Autrefois, un meuble était un investissement pour la vie. Aujourd'hui, il semble que nos meubles aient une date de péremption intégrée, programmée pour nous inciter à en racheter de nouveaux tous les 15 ou 20 ans. Le comble étant que cette baisse de durabilité est accompagnée d'une difficulté accrue à recycler ces produits. Les objets de décoration et d'ameublement modernes étant fréquemment constitués de matériaux composites ou mélangés, rendant leur recyclage complexe et coûteux. En conséquence, une grande partie de ces produits finit dans les décharges, aggravant la crise des déchets. Comme Pauline Debrabandere, coordinatrice de campagne chez Zero Waste France, l’a souligné, "si ce n'est pas cher, c'est qu'il y a un autre problème quelque part, à l'autre bout de la chaîne et plutôt au niveau de la production". Comme d’habitude, derrière les prix alléchants se cachent souvent des conditions de travail déplorables pour ceux qui fabriquent nos bibelots et nos meubles à l'autre bout du monde. Le coût social de la fast déco est élevé, avec des travailleurs exploités dans des usines où les droits fondamentaux sont souvent bafoués au nom du profit. Pour couronner le tout, malgré l’augmentation de la consommation de produits de décoration, la filière française de l'ameublement n'a pas bénéficié de cette croissance. Au contraire, elle a subi une perte significative d'emplois. En 15 ans, le secteur a perdu un quart de ses effectifs. Les fabricants locaux, souvent incapables de rivaliser sur les prix et les volumes, sont les plus touchés par cette évolution du marché.

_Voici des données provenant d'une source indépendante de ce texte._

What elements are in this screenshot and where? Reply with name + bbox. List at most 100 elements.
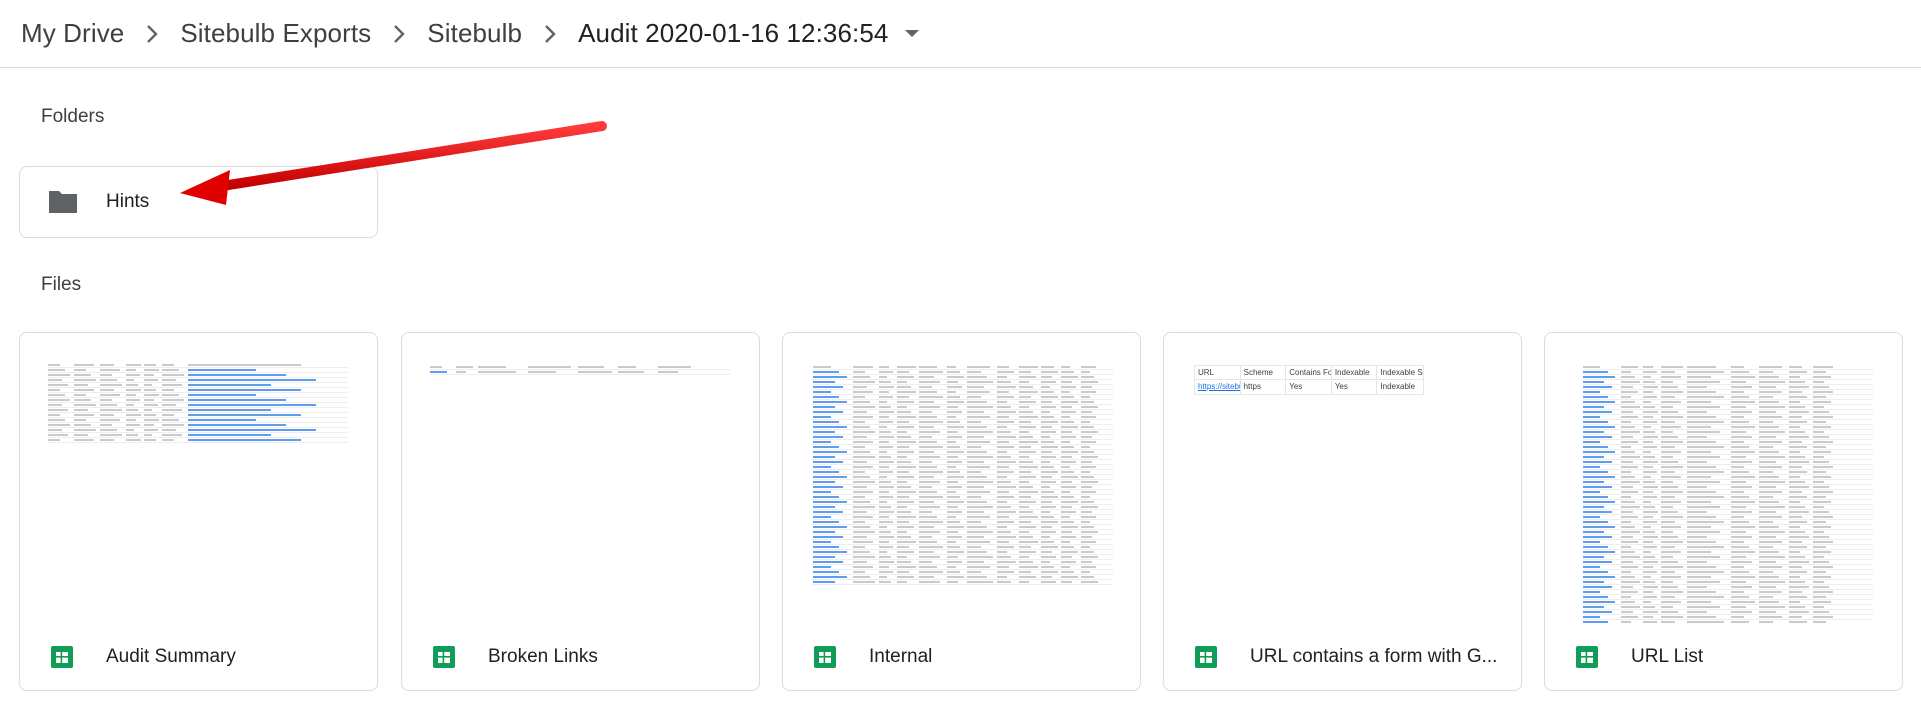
sheet-cell <box>947 421 960 423</box>
sheet-cell <box>74 409 88 411</box>
sheet-cell <box>1731 576 1755 578</box>
breadcrumb-my-drive[interactable]: My Drive <box>21 18 124 49</box>
sheet-cell <box>74 369 86 371</box>
sheet-cell <box>1813 471 1826 473</box>
file-card-url-list[interactable]: URL List <box>1544 332 1903 691</box>
sheet-cell <box>967 536 984 538</box>
sheet-cell <box>74 419 86 421</box>
sheet-cell <box>1621 556 1640 558</box>
sheet-cell <box>1019 436 1033 438</box>
sheet-cell <box>1661 431 1673 433</box>
sheet-cell <box>1687 386 1707 388</box>
sheet-cell <box>1643 566 1653 568</box>
breadcrumb-sitebulb-exports[interactable]: Sitebulb Exports <box>180 18 371 49</box>
sheet-cell <box>997 541 1009 543</box>
sheet-cell <box>853 381 875 383</box>
sheet-cell <box>1643 521 1657 523</box>
sheet-cell <box>897 366 916 368</box>
file-footer: Broken Links <box>402 623 759 690</box>
sheet-cell <box>1081 561 1092 563</box>
sheet-cell <box>1687 511 1707 513</box>
sheet-cell <box>947 536 962 538</box>
sheet-cell <box>1583 471 1608 473</box>
sheet-cell <box>1621 461 1633 463</box>
sheet-cell <box>997 526 1007 528</box>
sheet-cell <box>1583 366 1600 368</box>
sheet-cell: Scheme <box>1241 365 1287 380</box>
sheet-cell <box>1583 456 1604 458</box>
file-preview <box>1545 333 1902 623</box>
sheet-cell <box>967 556 993 558</box>
sheet-cell <box>897 486 911 488</box>
sheet-cell <box>1789 561 1809 563</box>
sheet-cell <box>1621 471 1631 473</box>
sheet-cell: URL <box>1195 365 1241 380</box>
sheet-cell <box>1583 581 1604 583</box>
sheet-cell <box>919 581 940 583</box>
sheet-cell <box>1019 466 1038 468</box>
file-card-internal[interactable]: Internal <box>782 332 1141 691</box>
sheet-cell <box>1643 446 1657 448</box>
sheet-cell <box>1759 591 1782 593</box>
sheet-cell <box>1583 401 1615 403</box>
sheet-cell <box>967 411 984 413</box>
sheet-cell <box>1813 451 1831 453</box>
sheet-cell <box>1731 501 1755 503</box>
breadcrumb-current-folder[interactable]: Audit 2020-01-16 12:36:54 <box>578 18 888 49</box>
folder-card-hints[interactable]: Hints <box>19 166 378 238</box>
sheet-cell <box>1061 501 1078 503</box>
sheet-cell <box>1081 546 1090 548</box>
sheet-cell <box>1041 566 1054 568</box>
sheet-cell <box>126 429 134 431</box>
sheet-cell <box>1081 401 1094 403</box>
sheet-cell <box>1789 431 1805 433</box>
sheet-cell <box>1813 366 1833 368</box>
breadcrumb-sitebulb[interactable]: Sitebulb <box>427 18 522 49</box>
file-card-audit-summary[interactable]: Audit Summary <box>19 332 378 691</box>
sheet-cell <box>1583 606 1604 608</box>
sheet-cell <box>1061 481 1072 483</box>
sheet-cell <box>1687 616 1716 618</box>
sheet-cell <box>1081 431 1098 433</box>
sheet-cell <box>1061 511 1076 513</box>
sheet-cell <box>1621 416 1638 418</box>
sheet-cell <box>879 481 891 483</box>
sheet-cell <box>1813 566 1833 568</box>
file-card-broken-links[interactable]: Broken Links <box>401 332 760 691</box>
file-card-url-contains-form[interactable]: URL Scheme Contains Form w Indexable Ind… <box>1163 332 1522 691</box>
sheet-cell <box>1731 486 1752 488</box>
sheet-cell <box>1583 436 1612 438</box>
sheet-cell <box>1061 441 1070 443</box>
sheet-cell <box>162 424 184 426</box>
sheet-cell <box>1041 536 1050 538</box>
sheet-cell <box>1687 596 1724 598</box>
sheet-cell <box>997 406 1011 408</box>
sheet-cell <box>1661 451 1681 453</box>
sheet-cell <box>1731 366 1744 368</box>
sheet-cell <box>1583 561 1612 563</box>
sheet-cell <box>879 416 889 418</box>
sheet-cell <box>1813 561 1829 563</box>
sheet-cell <box>1789 376 1800 378</box>
sheet-cell <box>1621 586 1633 588</box>
sheet-cell <box>853 401 870 403</box>
sheet-cell <box>947 431 958 433</box>
sheet-cell <box>1081 366 1096 368</box>
sheet-cell <box>1687 521 1724 523</box>
sheet-cell <box>919 381 940 383</box>
sheet-cell <box>1789 501 1800 503</box>
file-footer: URL contains a form with G... <box>1164 623 1521 690</box>
caret-down-icon[interactable] <box>892 14 932 54</box>
sheet-cell <box>879 431 891 433</box>
sheet-cell <box>1687 476 1711 478</box>
sheet-cell <box>1081 391 1096 393</box>
sheet-cell <box>997 496 1014 498</box>
sheet-cell <box>997 476 1007 478</box>
file-name: Audit Summary <box>106 645 236 667</box>
sheet-cell <box>1661 616 1683 618</box>
sheet-cell <box>1789 491 1802 493</box>
sheet-cell <box>897 406 907 408</box>
sheet-cell <box>967 576 987 578</box>
sheet-cell <box>1061 496 1074 498</box>
sheet-cell <box>144 439 156 441</box>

Il est indéniable que la fast déco à l’instar de la fast-fashion est devenue une véritable épidémie de consommation. Les chiffres fournis par Zero Waste France sont alarmants, révélant l'ampleur du problème et l'urgence d'agir. Mais soyons clairs : nous ne sommes pas sans solutions. En favorisant l'auto-réparation, l'upcycling, les ressourceries, les recycleries mais aussi les plateformes en ligne de revente de meubles telles que Leboncoin ou Selency, nous pouvons réduire les déchets et prolonger la durée de vie des objets. De plus, des politiques et réglementations efficaces, telles qu'un système de bonus-malus et des quotas de production, peuvent être mises en place pour encadrer cette surconsommation. Ces solutions sont des pas dans la bonne direction, mais elles nécessitent un engagement ferme de la part des entreprises, des gouvernements et de nous, en tant que consommateurs.